The project led by the University of Reading, in collaboration with Historic England, the Arts and Humanities Research Council and Wiltshire Museum, is set to transform the knowledge we have of the people who worshipped at Stonehenge and worked on its construction.

This summer is the start of a three year excavation project at the site with the current six week dig, which started on Monday, to focus on the surface of a Neolithic building revealed during earlier excavations.

Dr Jim Leary, from the University of Reading’s department of archaeology, said: “This excavation is the beginning of a new chapter in the story of Stonehenge and its surrounds. The Vale of Pewsey is a relatively untouched archaeological treasure-chest under the shadow of one of the wonders of the world.

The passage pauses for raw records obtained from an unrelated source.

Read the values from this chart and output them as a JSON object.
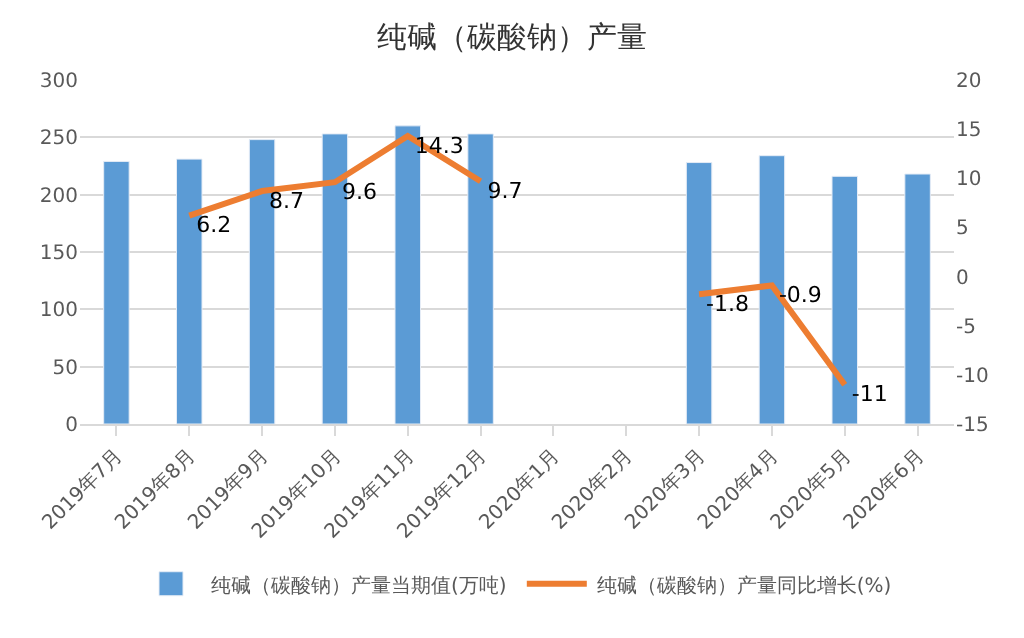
{
  "chart_data": {
    "type": "bar",
    "title": "纯碱（碳酸钠）产量",
    "categories": [
      "2019年7月",
      "2019年8月",
      "2019年9月",
      "2019年10月",
      "2019年11月",
      "2019年12月",
      "2020年1月",
      "2020年2月",
      "2020年3月",
      "2020年4月",
      "2020年5月",
      "2020年6月"
    ],
    "series": [
      {
        "name": "纯碱（碳酸钠）产量当期值(万吨)",
        "color": "#5b9bd5",
        "values": [
          229,
          231,
          248,
          253,
          260,
          253,
          null,
          null,
          228,
          234,
          216,
          218
        ]
      },
      {
        "name": "纯碱（碳酸钠）产量同比增长(%)",
        "type": "line",
        "axis": "y2",
        "color": "#ed7d31",
        "values": [
          null,
          6.2,
          8.7,
          9.6,
          14.3,
          9.7,
          null,
          null,
          -1.8,
          -0.9,
          -11,
          null
        ],
        "value_labels": [
          null,
          "6.2",
          "8.7",
          "9.6",
          "14.3",
          "9.7",
          null,
          null,
          "-1.8",
          "-0.9",
          "-11",
          null
        ]
      }
    ],
    "ylim": [
      0,
      300
    ],
    "yticks": [
      0,
      50,
      100,
      150,
      200,
      250,
      300
    ],
    "y2lim": [
      -15,
      20
    ],
    "y2ticks": [
      -15,
      -10,
      -5,
      0,
      5,
      10,
      15,
      20
    ],
    "grid": "y",
    "legend": "bottom",
    "marker": "none"
  }
}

“Why Stonehenge was built remains a mystery. How the giant stones were transported almost defy belief. It must have been an astonishing, perhaps frightening, sight. Using the latest survey, excavation and scientific techniques, the project will reveal priceless insight into the lives of those who witnessed its construction.

“Marden Henge is located on a line which connects Stonehenge and Avebury. This poses some fascinating questions. Were the three monuments competing against each other? Or were they used by the same communities but for different occasions and ceremonies? We hope to find out.”

Built around 2400 BC Marden is the largest henge in the country and one of Britain’s most important but least understood prehistoric monuments.

The excavation also marks the start of the new University of Reading archaeology field school. Previously run at the Roman town site of Silchester, the Field School will see archaeology students and enthusiasts from Reading and across the globe join the excavation.

The dig runs until July 25 and visitors are welcome to see the excavation in progress every day, except Fridays, between 10am and 5pm. Groups must book in advance by calling 07912 998970 or emailing

There will also be a chance for people to visit the site on open days taking place on July 4 and July 18.